Chris Collins flexes recruiting muscle

By landing in-state shooting guard Scott Lindsey, Chris Collins provided further proof that his program is headed in the right direction.

We expected this process to take two years, maybe three.

Chris Collins arrived at Northwestern with considerable hype. In his introductory press conference, before a cautiously optimistic crowd, he outlined his ideal team.

He quickly mentioned recruiting as the "lifeblood" of any major college basketball program. And, of course, that was among the primary complaints from Bill Carmody's last days. Despite his best efforts, NU seldom competed for elite prospects.

Collins needed to establish his reputation and his pitch. Already behind in some 2014 recruiting battles–given the difficulty of any transition–he faced an abbreviated timeframe to achieve immediate success.

He landed Vic Law. We smiled, briefly. It takes more than one piece. We know that.

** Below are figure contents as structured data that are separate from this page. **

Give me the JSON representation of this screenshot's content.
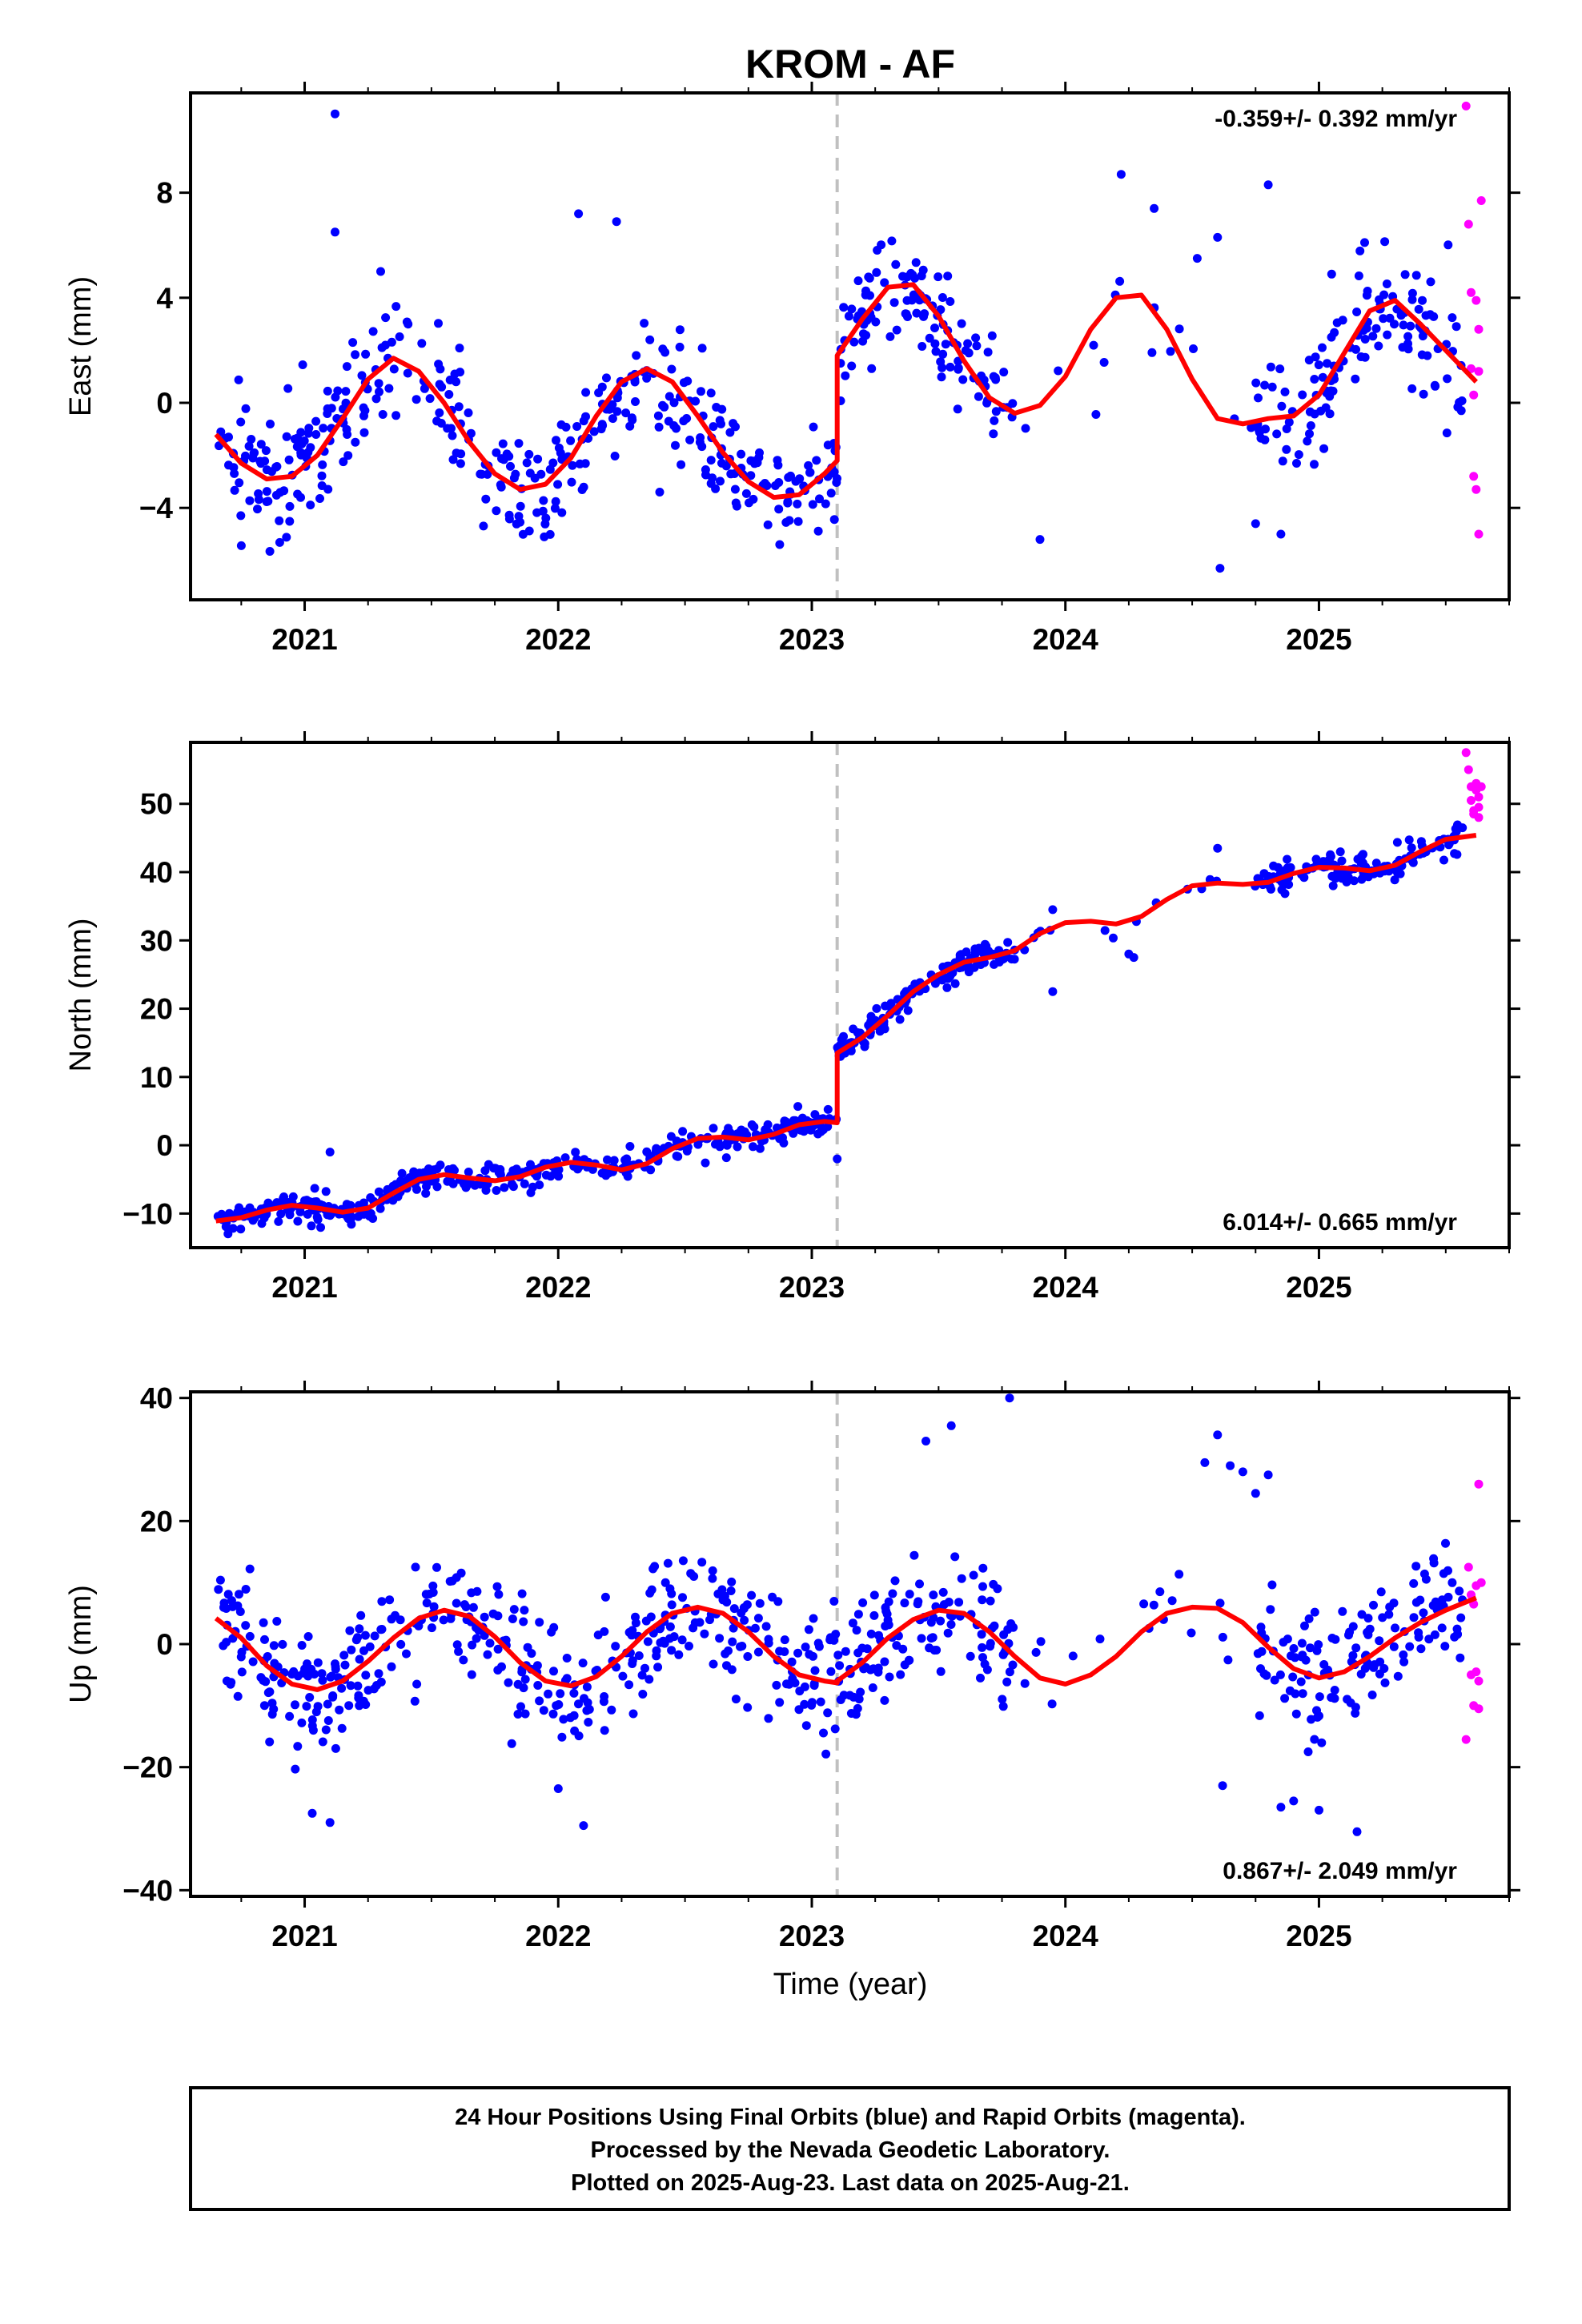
{
  "title": "KROM - AF",
  "xlabel": "Time (year)",
  "footer": {
    "line1": "24 Hour Positions Using Final Orbits (blue) and Rapid Orbits (magenta).",
    "line2": "Processed by the Nevada Geodetic Laboratory.",
    "line3": "Plotted on 2025-Aug-23. Last data on 2025-Aug-21."
  },
  "colors": {
    "final_orbits": "#0000ff",
    "rapid_orbits": "#ff00ff",
    "model_fit": "#ff0000",
    "equipment_change": "#c0c0c0"
  },
  "chart_data": [
    {
      "type": "scatter",
      "component": "East",
      "ylabel": "East (mm)",
      "annotation": "-0.359+/- 0.392 mm/yr",
      "annotation_position": "top-right",
      "xlim": [
        2020.55,
        2025.75
      ],
      "ylim": [
        -7.5,
        11.8
      ],
      "xticks": [
        2021,
        2022,
        2023,
        2024,
        2025
      ],
      "yticks": [
        -4,
        0,
        4,
        8
      ],
      "offset_epoch": 2023.1,
      "fit": {
        "x": [
          2020.65,
          2020.75,
          2020.85,
          2020.95,
          2021.05,
          2021.15,
          2021.25,
          2021.35,
          2021.45,
          2021.55,
          2021.65,
          2021.75,
          2021.85,
          2021.95,
          2022.05,
          2022.15,
          2022.25,
          2022.35,
          2022.45,
          2022.55,
          2022.65,
          2022.75,
          2022.85,
          2022.95,
          2023.05,
          2023.1,
          2023.1,
          2023.2,
          2023.3,
          2023.4,
          2023.5,
          2023.6,
          2023.7,
          2023.8,
          2023.9,
          2024.0,
          2024.1,
          2024.2,
          2024.3,
          2024.4,
          2024.5,
          2024.6,
          2024.7,
          2024.8,
          2024.9,
          2025.0,
          2025.1,
          2025.2,
          2025.3,
          2025.4,
          2025.5,
          2025.62
        ],
        "y": [
          -1.2,
          -2.3,
          -2.9,
          -2.8,
          -2.0,
          -0.6,
          0.9,
          1.7,
          1.2,
          0.0,
          -1.5,
          -2.7,
          -3.3,
          -3.1,
          -2.1,
          -0.5,
          0.8,
          1.3,
          0.8,
          -0.5,
          -1.9,
          -3.0,
          -3.6,
          -3.5,
          -2.7,
          -2.2,
          1.8,
          3.2,
          4.4,
          4.5,
          3.3,
          1.6,
          0.2,
          -0.4,
          -0.1,
          1.0,
          2.8,
          4.0,
          4.1,
          2.8,
          0.9,
          -0.6,
          -0.8,
          -0.6,
          -0.5,
          0.3,
          1.9,
          3.5,
          3.9,
          3.0,
          2.0,
          0.8
        ]
      },
      "rapid_points": {
        "x": [
          2025.58,
          2025.59,
          2025.6,
          2025.6,
          2025.61,
          2025.61,
          2025.62,
          2025.62,
          2025.63,
          2025.63,
          2025.63,
          2025.64
        ],
        "y": [
          11.3,
          6.8,
          4.2,
          1.3,
          0.3,
          -2.8,
          -3.3,
          3.9,
          2.8,
          1.2,
          -5.0,
          7.7
        ]
      },
      "final_points": {
        "seed": 11,
        "count": 820,
        "scatter_sd": 1.1,
        "sparse_interval": [
          2023.8,
          2024.75
        ],
        "outliers": {
          "x": [
            2021.12,
            2021.12,
            2022.08,
            2022.23,
            2023.9,
            2024.22,
            2024.35,
            2024.52,
            2024.6,
            2024.61,
            2024.8,
            2024.75,
            2024.85,
            2025.18,
            2025.05,
            2021.3,
            2022.4
          ],
          "y": [
            11.0,
            6.5,
            7.2,
            6.9,
            -5.2,
            8.7,
            7.4,
            5.5,
            6.3,
            -6.3,
            8.3,
            -4.6,
            -5.0,
            6.1,
            4.9,
            5.0,
            -3.4
          ]
        }
      }
    },
    {
      "type": "scatter",
      "component": "North",
      "ylabel": "North (mm)",
      "annotation": "6.014+/- 0.665 mm/yr",
      "annotation_position": "bottom-right",
      "xlim": [
        2020.55,
        2025.75
      ],
      "ylim": [
        -15,
        59
      ],
      "xticks": [
        2021,
        2022,
        2023,
        2024,
        2025
      ],
      "yticks": [
        -10,
        0,
        10,
        20,
        30,
        40,
        50
      ],
      "offset_epoch": 2023.1,
      "fit": {
        "x": [
          2020.65,
          2020.75,
          2020.85,
          2020.95,
          2021.05,
          2021.15,
          2021.25,
          2021.35,
          2021.45,
          2021.55,
          2021.65,
          2021.75,
          2021.85,
          2021.95,
          2022.05,
          2022.15,
          2022.25,
          2022.35,
          2022.45,
          2022.55,
          2022.65,
          2022.75,
          2022.85,
          2022.95,
          2023.05,
          2023.1,
          2023.1,
          2023.2,
          2023.3,
          2023.4,
          2023.5,
          2023.6,
          2023.7,
          2023.8,
          2023.9,
          2024.0,
          2024.1,
          2024.2,
          2024.3,
          2024.4,
          2024.5,
          2024.6,
          2024.7,
          2024.8,
          2024.9,
          2025.0,
          2025.1,
          2025.2,
          2025.3,
          2025.4,
          2025.5,
          2025.62
        ],
        "y": [
          -11.1,
          -10.6,
          -9.5,
          -8.8,
          -9.2,
          -9.8,
          -9.2,
          -7.0,
          -5.0,
          -4.3,
          -4.8,
          -5.2,
          -4.6,
          -3.2,
          -2.5,
          -2.9,
          -3.6,
          -2.7,
          -0.5,
          1.0,
          1.2,
          0.8,
          1.6,
          3.0,
          3.5,
          3.3,
          13.5,
          15.8,
          19.0,
          22.5,
          25.0,
          26.8,
          27.5,
          28.5,
          31.0,
          32.6,
          32.8,
          32.4,
          33.5,
          36.0,
          38.0,
          38.4,
          38.2,
          38.5,
          39.8,
          40.7,
          40.6,
          40.2,
          41.0,
          43.0,
          44.8,
          45.4
        ]
      },
      "rapid_points": {
        "x": [
          2025.58,
          2025.59,
          2025.6,
          2025.6,
          2025.61,
          2025.61,
          2025.62,
          2025.62,
          2025.63,
          2025.63,
          2025.63,
          2025.64
        ],
        "y": [
          57.5,
          55.0,
          52.5,
          50.5,
          49.0,
          48.5,
          52.0,
          53.0,
          51.0,
          49.5,
          48.0,
          52.5
        ]
      },
      "final_points": {
        "seed": 23,
        "count": 820,
        "scatter_sd": 1.0,
        "sparse_interval": [
          2023.8,
          2024.75
        ],
        "outliers": {
          "x": [
            2021.1,
            2023.1,
            2023.95,
            2024.25,
            2024.27,
            2024.6,
            2023.95
          ],
          "y": [
            -1.0,
            -2.0,
            34.5,
            28.0,
            27.5,
            43.5,
            22.5
          ]
        }
      }
    },
    {
      "type": "scatter",
      "component": "Up",
      "ylabel": "Up (mm)",
      "annotation": "0.867+/- 2.049 mm/yr",
      "annotation_position": "bottom-right",
      "xlim": [
        2020.55,
        2025.75
      ],
      "ylim": [
        -41,
        41
      ],
      "xticks": [
        2021,
        2022,
        2023,
        2024,
        2025
      ],
      "yticks": [
        -40,
        -20,
        0,
        20,
        40
      ],
      "offset_epoch": 2023.1,
      "fit": {
        "x": [
          2020.65,
          2020.75,
          2020.85,
          2020.95,
          2021.05,
          2021.15,
          2021.25,
          2021.35,
          2021.45,
          2021.55,
          2021.65,
          2021.75,
          2021.85,
          2021.95,
          2022.05,
          2022.15,
          2022.25,
          2022.35,
          2022.45,
          2022.55,
          2022.65,
          2022.75,
          2022.85,
          2022.95,
          2023.05,
          2023.1,
          2023.1,
          2023.2,
          2023.3,
          2023.4,
          2023.5,
          2023.6,
          2023.7,
          2023.8,
          2023.9,
          2024.0,
          2024.1,
          2024.2,
          2024.3,
          2024.4,
          2024.5,
          2024.6,
          2024.7,
          2024.8,
          2024.9,
          2025.0,
          2025.1,
          2025.2,
          2025.3,
          2025.4,
          2025.5,
          2025.62
        ],
        "y": [
          4.2,
          1.0,
          -3.5,
          -6.5,
          -7.4,
          -6.0,
          -2.8,
          1.0,
          4.2,
          5.5,
          4.5,
          1.2,
          -3.0,
          -6.0,
          -6.8,
          -5.3,
          -2.0,
          2.0,
          5.0,
          6.0,
          5.0,
          2.0,
          -2.0,
          -5.0,
          -6.0,
          -6.3,
          -6.0,
          -3.0,
          1.0,
          4.0,
          5.5,
          5.0,
          2.0,
          -2.0,
          -5.5,
          -6.5,
          -5.0,
          -2.0,
          2.0,
          5.0,
          6.0,
          5.8,
          3.5,
          -0.5,
          -4.0,
          -5.5,
          -4.5,
          -2.0,
          1.0,
          3.5,
          5.5,
          7.5
        ]
      },
      "rapid_points": {
        "x": [
          2025.58,
          2025.59,
          2025.6,
          2025.6,
          2025.61,
          2025.61,
          2025.62,
          2025.62,
          2025.63,
          2025.63,
          2025.63,
          2025.64
        ],
        "y": [
          -15.5,
          12.5,
          8.0,
          -5.0,
          -10.0,
          6.5,
          -4.5,
          9.5,
          26.0,
          -10.5,
          -6.0,
          10.0
        ]
      },
      "final_points": {
        "seed": 37,
        "count": 820,
        "scatter_sd": 5.2,
        "sparse_interval": [
          2023.8,
          2024.75
        ],
        "outliers": {
          "x": [
            2021.03,
            2021.1,
            2022.1,
            2023.55,
            2023.78,
            2024.55,
            2024.6,
            2024.65,
            2024.7,
            2024.75,
            2024.8,
            2024.62,
            2025.15,
            2025.0,
            2024.9,
            2024.85,
            2022.0,
            2023.45
          ],
          "y": [
            -27.5,
            -29.0,
            -29.5,
            35.5,
            40.0,
            29.5,
            34.0,
            29.0,
            28.0,
            24.5,
            27.5,
            -23.0,
            -30.5,
            -27.0,
            -25.5,
            -26.5,
            -23.5,
            33.0
          ]
        }
      }
    }
  ]
}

Collins proceeded to flash his recruiting savvy, so advanced for a first-time head coach. He snagged "stretch-four" sleeper Gavin Skelly to shore up his frontcourt depth. But what happened next was even more impressive.

He really started outdueling other coaches.

Matt Painter needed Bryant McIntosh. Badly. The embattled Purdue head coach had already watched many of his top targets slip away, hoping an in-state point guard would salvage the class.

Though Painter eventually landed three-star talent Vince Edwards, he fell behind in the McIntosh sweepstakes and never recovered. Collins and Armon Gates built excellent relationships with the point guard of their future; it marked a major recruiting victory for NU.

Collins then stared down other high-major programs in pursuit of Fenwick (Ill.) shooting guard Scott Lindsey. Fran McCaffery and Iowa gave Lindsey his first high-major offer, leading the NU coach to work quickly.

Deciding that he wanted more perimeter threats, Collins offered Lindsey on Aug. 27. There was the perfect in-state appeal, the need, the correct fit. It left Iowa and Vanderbilt hanging. The Cats are no longer after "sleepers" or convenient local guards. Collins and his staff spent all of July evaluating the perfect fits. This year, they're actually getting them.

Lindsey may or may not be another game-changing player for NU. At the very least, we know he'll compete for minutes given his three-point shot and maturity. But things change, and as the NU profile rises, so will its recruiting tendencies.

For now, we're growing to expect more incredible recruiting efforts. Collins absorbed his share of losses (Tyler Ulis, maybe) but rebounded with these wins.

One class–no matter how good–can only have so much effect on a program. Law, Skelly, McIntosh and Lindsey will have their four-year tenure and almost certainly lift NU to its first NCAA Tournament appearance—probably by their sophomore year.

Collins, though, should be here past the moment they graduate. In the coming seasons, he'll attempt to make NU the ideal destination for local stars. He'll set the bar even higher, building from the current framework.

It's just one class. Four now, five or six when it's complete. If this season provides any indication, Chris Collins will soon be competing for the best recruits around. With confidence and optimism nearing all-time highs in regards to this program, he's also got another selling point.

Yesterday, Collins and NU beat out Iowa and Vanderbilt. The week before, McIntosh spurned more than a dozen offers to choose the Wildcats.

We can try to get used to this, sure, but Chris Collins is just beginning.